Parlons des 100’000 hommes du projet.

Est-on bien certain qu’avec 20’000 hommes «super équipés» – ce qu’ils ne sont pas aujourd’hui – on puisse défendre le territoire suisse? Car c’est bien cela que fixe la Constitution fédérale. Deux brigades blindées… enfin non, mécanisées!… ça fait environ 10 kilomètres de front, en tout 20 km.

100’000 hommes moins 20’000, restent 80’000 répartis entre l’aviation, le génie, les transmissions et l’infanterie, dont on nous dit que la mission première ne sera pas la défense mais l’aide aux autorités cantonales!

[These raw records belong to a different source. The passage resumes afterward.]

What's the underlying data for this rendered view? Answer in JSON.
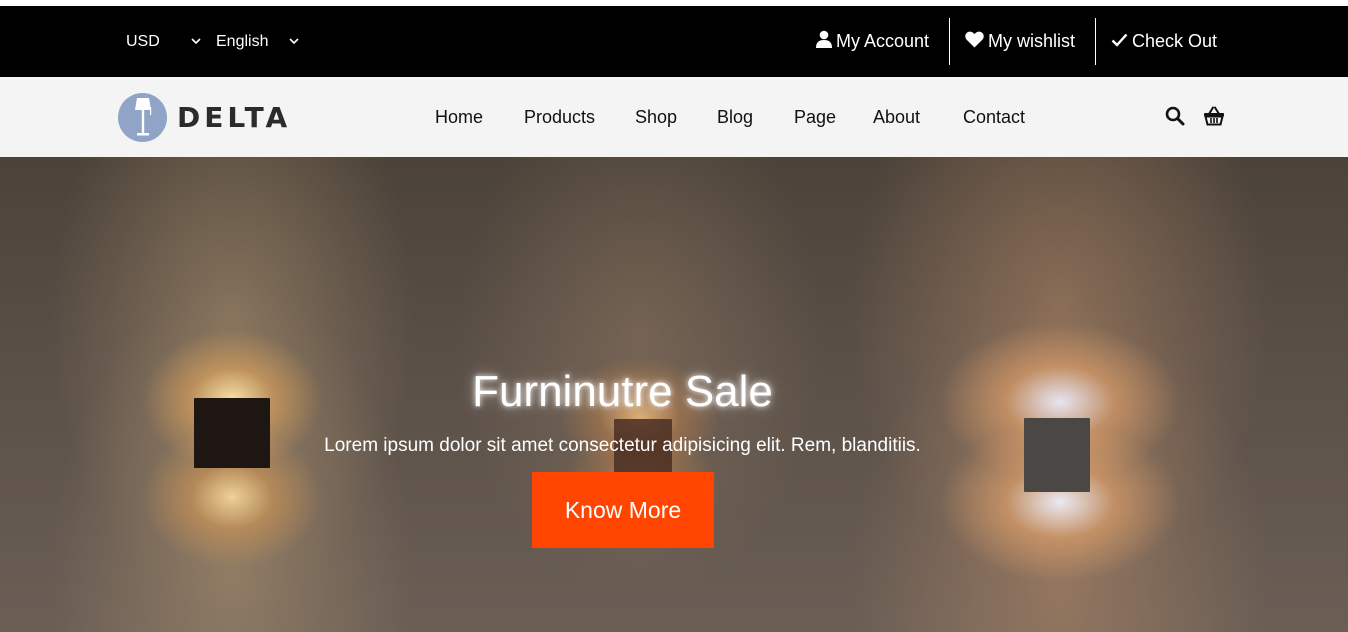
{
  "topbar": {
    "currency": "USD",
    "language": "English",
    "links": {
      "account": "My Account",
      "wishlist": "My wishlist",
      "checkout": "Check Out"
    }
  },
  "brand": {
    "name": "DELTA",
    "logo_color": "#8fa4c6"
  },
  "nav": {
    "items": [
      "Home",
      "Products",
      "Shop",
      "Blog",
      "Page",
      "About",
      "Contact"
    ]
  },
  "icons": {
    "search": "search-icon",
    "cart": "basket-icon",
    "account": "user-icon",
    "wishlist": "heart-icon",
    "checkout": "check-icon"
  },
  "hero": {
    "title": "Furninutre Sale",
    "subtitle": "Lorem ipsum dolor sit amet consectetur adipisicing elit. Rem, blanditiis.",
    "button_label": "Know More",
    "button_color": "#ff4500"
  }
}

Pour fonctionner, notre pays a besoin de centrales électriques, de centres de distribution de l’énergie (eau, gaz, pétrole, etc.); il lui faut un réseau ferré qui fonctionne, des routes, des infrastructures de gouvernement, de gestion des déchets. Au total, nous savons qu’il y a, à peu près, crent objets d’importance nationale et près de six cents d’importance régionale. Comment peut-on, honnêtement, prétendre qu’en situation d’infra-guerre (une crise grave) l’armée suisse pourrait assurer la protection de ces points importants? C’est impossible! Alors, en cas de guerre…
Le fait que les effectifs des armées de nos voisins sont comparables n’est pas un argument pertinent: ce sont des professionnels, pas des miliciens. Le temps d’engagement de ces gens n’est pas, lui, comparable! En plus, la Suisse se traverse en quelques heures de voiture, en quelques minutes de jet. Ce n’est pas le cas des pays qui nous entourent.

Fallait-il lancer une nouvelle réforme? Non. Mettre de l’ordre dans le bazar actuel, oui, certainement! Licencier des chefs incapables ou qui ne font que se promener en manches de chemises, oui certainement!

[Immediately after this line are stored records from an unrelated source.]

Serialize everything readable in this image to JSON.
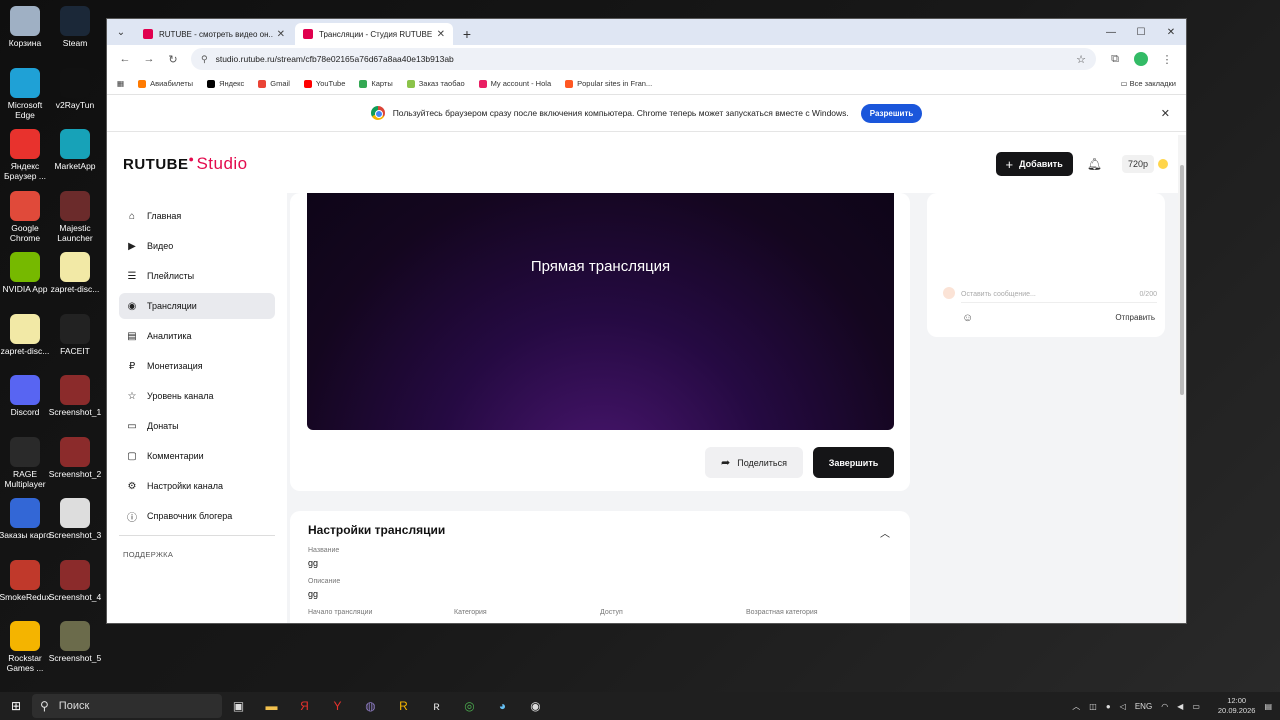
{
  "desktop": {
    "icons_left": [
      {
        "label": "Корзина",
        "icon": "recycle-bin-icon",
        "color": "#9fb0c4"
      },
      {
        "label": "Microsoft Edge",
        "icon": "edge-icon",
        "color": "#1fa1d6"
      },
      {
        "label": "Яндекс Браузер ...",
        "icon": "yandex-browser-icon",
        "color": "#e8322d"
      },
      {
        "label": "Google Chrome",
        "icon": "chrome-icon",
        "color": "#e04a3a"
      },
      {
        "label": "NVIDIA App",
        "icon": "nvidia-icon",
        "color": "#76b900"
      },
      {
        "label": "zapret-disc...",
        "icon": "file-icon",
        "color": "#f2e9a6"
      },
      {
        "label": "Discord",
        "icon": "discord-icon",
        "color": "#5865f2"
      },
      {
        "label": "RAGE Multiplayer",
        "icon": "rage-icon",
        "color": "#2a2a2a"
      },
      {
        "label": "Заказы карго",
        "icon": "document-icon",
        "color": "#3367d6"
      },
      {
        "label": "SmokeRedux",
        "icon": "smoke-icon",
        "color": "#c0392b"
      },
      {
        "label": "Rockstar Games ...",
        "icon": "rockstar-icon",
        "color": "#f4b400"
      }
    ],
    "icons_right": [
      {
        "label": "Steam",
        "icon": "steam-icon",
        "color": "#1b2838"
      },
      {
        "label": "v2RayTun",
        "icon": "v2ray-icon",
        "color": "#111111"
      },
      {
        "label": "MarketApp",
        "icon": "marketapp-icon",
        "color": "#17a2b8"
      },
      {
        "label": "Majestic Launcher",
        "icon": "majestic-icon",
        "color": "#6b2b2b"
      },
      {
        "label": "zapret-disc...",
        "icon": "file-icon",
        "color": "#f2e9a6"
      },
      {
        "label": "FACEIT",
        "icon": "faceit-icon",
        "color": "#222222"
      },
      {
        "label": "Screenshot_1",
        "icon": "image-icon",
        "color": "#8b2b2b"
      },
      {
        "label": "Screenshot_2",
        "icon": "image-icon",
        "color": "#8b2b2b"
      },
      {
        "label": "Screenshot_3",
        "icon": "image-icon",
        "color": "#dddddd"
      },
      {
        "label": "Screenshot_4",
        "icon": "image-icon",
        "color": "#8b2b2b"
      },
      {
        "label": "Screenshot_5",
        "icon": "image-icon",
        "color": "#6b6b4b"
      }
    ]
  },
  "browser": {
    "tabs": [
      {
        "title": "RUTUBE - смотреть видео он...",
        "active": false
      },
      {
        "title": "Трансляции - Студия RUTUBE",
        "active": true
      }
    ],
    "url": "studio.rutube.ru/stream/cfb78e02165a76d67a8aa40e13b913ab",
    "bookmarks": [
      {
        "label": "Авиабилеты",
        "color": "#ff7a00"
      },
      {
        "label": "Яндекс",
        "color": "#000000"
      },
      {
        "label": "Gmail",
        "color": "#ea4335"
      },
      {
        "label": "YouTube",
        "color": "#ff0000"
      },
      {
        "label": "Карты",
        "color": "#34a853"
      },
      {
        "label": "Заказ таобао",
        "color": "#8bc34a"
      },
      {
        "label": "My account - Hola",
        "color": "#e91e63"
      },
      {
        "label": "Popular sites in Fran...",
        "color": "#ff5722"
      }
    ],
    "all_bookmarks": "Все закладки",
    "infobar": {
      "text": "Пользуйтесь браузером сразу после включения компьютера. Chrome теперь может запускаться вместе с Windows.",
      "button": "Разрешить"
    }
  },
  "app": {
    "logo_main": "RUTUBE",
    "logo_sub": "Studio",
    "header": {
      "add_label": "Добавить",
      "resolution": "720p"
    },
    "nav": [
      {
        "label": "Главная",
        "icon": "home-icon",
        "glyph": "⌂"
      },
      {
        "label": "Видео",
        "icon": "video-icon",
        "glyph": "▶"
      },
      {
        "label": "Плейлисты",
        "icon": "playlist-icon",
        "glyph": "☰"
      },
      {
        "label": "Трансляции",
        "icon": "broadcast-icon",
        "glyph": "◉",
        "active": true
      },
      {
        "label": "Аналитика",
        "icon": "analytics-icon",
        "glyph": "▤"
      },
      {
        "label": "Монетизация",
        "icon": "monetization-icon",
        "glyph": "₽"
      },
      {
        "label": "Уровень канала",
        "icon": "star-icon",
        "glyph": "☆"
      },
      {
        "label": "Донаты",
        "icon": "donate-icon",
        "glyph": "▭"
      },
      {
        "label": "Комментарии",
        "icon": "comments-icon",
        "glyph": "▢"
      },
      {
        "label": "Настройки канала",
        "icon": "settings-icon",
        "glyph": "⚙"
      },
      {
        "label": "Справочник блогера",
        "icon": "info-icon",
        "glyph": "ⓘ"
      }
    ],
    "support_label": "ПОДДЕРЖКА",
    "player": {
      "title": "Прямая трансляция",
      "share_label": "Поделиться",
      "end_label": "Завершить"
    },
    "settings": {
      "title": "Настройки трансляции",
      "name_label": "Название",
      "name_value": "gg",
      "desc_label": "Описание",
      "desc_value": "gg",
      "row_labels": [
        "Начало трансляции",
        "Категория",
        "Доступ",
        "Возрастная категория"
      ]
    },
    "chat": {
      "placeholder": "Оставить сообщение...",
      "counter": "0/200",
      "send_label": "Отправить"
    }
  },
  "taskbar": {
    "search_label": "Поиск",
    "lang": "ENG",
    "time": "12:00",
    "date": "20.09.2026"
  }
}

Il n’est pas admissible que les ventes des biens immobiliers, ces abandons de places d’exercice, se fassent, comme cela se passe actuellement, sans attendre que le projet soit voté. C’est une façon arbitraire de forcer la décision en faveur du DEVA.

Le projet DEVA n’est pas acceptable. Une remise en ordre de ce qui ne va pas peut se faire sans cela, à condition qu’on y consacre des crédits suffisants. L’effectif de 220'000 hommes admis par le peuple est une limite au-dessous de laquelle il ne faut pas descendre! C’est le prix minimum de notre sécurité!

François Villard

NOTES:

1 Armée 95, Armée XXI, Etape de développement 08/11, DEVA.